In a recent interview with Jimmy Fallon and Wall Street Journal, actress and star of new film Madame Web Dakota Johnson, stated that sleep is her number one priority and she needed a minimum of 10 hours sleep with 14 hours being the ideal amount.
So should we all sleep as much as Dakota and is there such a thing as having too much sleep?
Dr Sophie Bostock, Sleep Expert at Bensons for Beds praises Dakota for shining a light on the importance of sleep and its impact on both our physical and mental health.
Dr Bostock says: “It’s great that Dakota is bringing attention to the importance of sleep and its many benefits. Sleep is crucial in helping replenish energy stores in our muscles and regulating our emotions, as well as improving memory, focus and concentration.”
Whilst a minimum of 10 hours sleep is clearly working for Dakota, she cautions that everyone has different sleep patterns and this approach may not be suitable for everyone.
Dr Bostock explains: “Sleep is an extremely personal thing, and we all have different sleep needs, so whilst we might occasionally need a long sleep if we’re very sleep-deprived, doing this as the norm isn’t suitable for everyone. A healthy sleep routine means supporting the body’s natural circadian rhythms, We have evolved to be active and alert during daylight hours, and to rest and recover at night. Excessive sleep during the day, despite good intentions, may actually make us feel more lethargic.”
Dakota goes on to say how she also doesn’t have a set wake up time and wakes up depending on her work schedule. If she has a day off, she will aim to sleep as long as she possibly can, as being well-rested is her main priority in life.
Dr Bostock comments: “Our individual needs can change from day to day. For people who are looking to improve the quality of their sleep on a consistent basis then having a set schedule can really help. If you aim to wake up and prepare for bed at a similar time each day, this will strengthen your circadian rhythms, and has been shown to enhance both deep sleep and REM sleep. Recent research has found that sleep consistency is a stronger predictor of long term health outcomes than how many hours you sleep for.”
Dr Bostock shares her top ten ways to have the best night’s sleep:
- Ensure you have sufficient time for sleep, aiming for a minimum of 7 hours each night for optimal health and daytime function.
- Support natural melatonin production by dimming lights 90 minutes before bedtime and keeping your bedroom as dark as possible. An eye mask can enhance deep sleep.
- Improve sleep quality with consistent sleep timing, strengthening circadian rhythms, and enhancing both deep and REM sleep.

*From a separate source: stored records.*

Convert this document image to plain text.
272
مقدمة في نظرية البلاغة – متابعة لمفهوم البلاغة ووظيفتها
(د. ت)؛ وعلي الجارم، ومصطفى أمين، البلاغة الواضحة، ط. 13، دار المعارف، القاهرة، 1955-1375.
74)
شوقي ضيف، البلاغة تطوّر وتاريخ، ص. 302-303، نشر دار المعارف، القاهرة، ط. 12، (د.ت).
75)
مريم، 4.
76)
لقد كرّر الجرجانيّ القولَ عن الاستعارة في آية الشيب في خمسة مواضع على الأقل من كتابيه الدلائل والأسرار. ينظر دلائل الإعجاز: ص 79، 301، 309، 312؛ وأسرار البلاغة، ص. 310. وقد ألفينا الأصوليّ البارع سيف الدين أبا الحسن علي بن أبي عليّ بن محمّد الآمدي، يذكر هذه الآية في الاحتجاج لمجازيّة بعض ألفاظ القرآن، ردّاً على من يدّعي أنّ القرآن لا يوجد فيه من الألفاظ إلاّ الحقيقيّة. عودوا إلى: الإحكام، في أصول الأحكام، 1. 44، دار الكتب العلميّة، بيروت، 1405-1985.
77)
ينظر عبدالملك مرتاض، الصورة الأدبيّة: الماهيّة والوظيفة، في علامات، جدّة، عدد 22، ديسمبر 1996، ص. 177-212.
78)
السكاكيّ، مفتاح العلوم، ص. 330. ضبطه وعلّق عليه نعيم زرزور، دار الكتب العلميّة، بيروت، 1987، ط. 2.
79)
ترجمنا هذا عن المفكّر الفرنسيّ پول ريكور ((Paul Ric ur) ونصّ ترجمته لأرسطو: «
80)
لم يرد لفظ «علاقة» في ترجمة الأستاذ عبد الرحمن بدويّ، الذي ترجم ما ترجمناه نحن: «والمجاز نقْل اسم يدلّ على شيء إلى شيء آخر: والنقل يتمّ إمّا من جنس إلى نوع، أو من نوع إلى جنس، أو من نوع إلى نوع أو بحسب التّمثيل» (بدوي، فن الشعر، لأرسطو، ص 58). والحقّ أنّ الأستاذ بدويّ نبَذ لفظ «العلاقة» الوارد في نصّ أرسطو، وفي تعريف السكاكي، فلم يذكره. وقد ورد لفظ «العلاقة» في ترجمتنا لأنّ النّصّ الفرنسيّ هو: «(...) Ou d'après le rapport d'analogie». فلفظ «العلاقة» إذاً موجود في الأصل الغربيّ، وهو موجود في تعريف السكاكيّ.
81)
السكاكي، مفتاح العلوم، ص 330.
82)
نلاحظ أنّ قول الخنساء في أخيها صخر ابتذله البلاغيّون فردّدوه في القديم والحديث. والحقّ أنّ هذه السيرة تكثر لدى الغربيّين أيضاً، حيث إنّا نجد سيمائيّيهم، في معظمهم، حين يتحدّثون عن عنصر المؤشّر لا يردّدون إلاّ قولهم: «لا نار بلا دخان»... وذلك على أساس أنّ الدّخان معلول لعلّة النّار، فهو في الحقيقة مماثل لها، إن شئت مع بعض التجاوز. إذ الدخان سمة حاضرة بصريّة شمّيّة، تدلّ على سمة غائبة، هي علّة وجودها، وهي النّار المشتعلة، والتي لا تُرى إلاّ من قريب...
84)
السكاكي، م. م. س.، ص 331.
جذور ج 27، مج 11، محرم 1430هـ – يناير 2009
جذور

- Boost circadian rhythms by exposing yourself to natural daylight within an hour of waking up for at least 10 minutes daily.
- Regular physical activity contributes to better sleep, promoting faster sleep onset, longer duration, and increased deep sleep.
- Create a sleep-conducive environment by maintaining a slightly cooler room temperature, and allowing air circulation.
- Limit alcohol intake at least 2 hours before bedtime to prevent disruptions in sleep quality and fragmented sleep cycles.
- Manage stress by dedicating the last half-hour of the day to enjoyable and relaxing activities, such as spending time with loved ones, reading, or listening to music.
- Avoid eating late to support quality sleep, completing the last main meal at least 3 hours before bedtime. Consider a light, healthy snack if hungry.
- Explore cold water immersion in the mornings, such as wild swimming or cold showers, as it may help balance stress responses and contribute to faster sleep onset and improved sleep quality.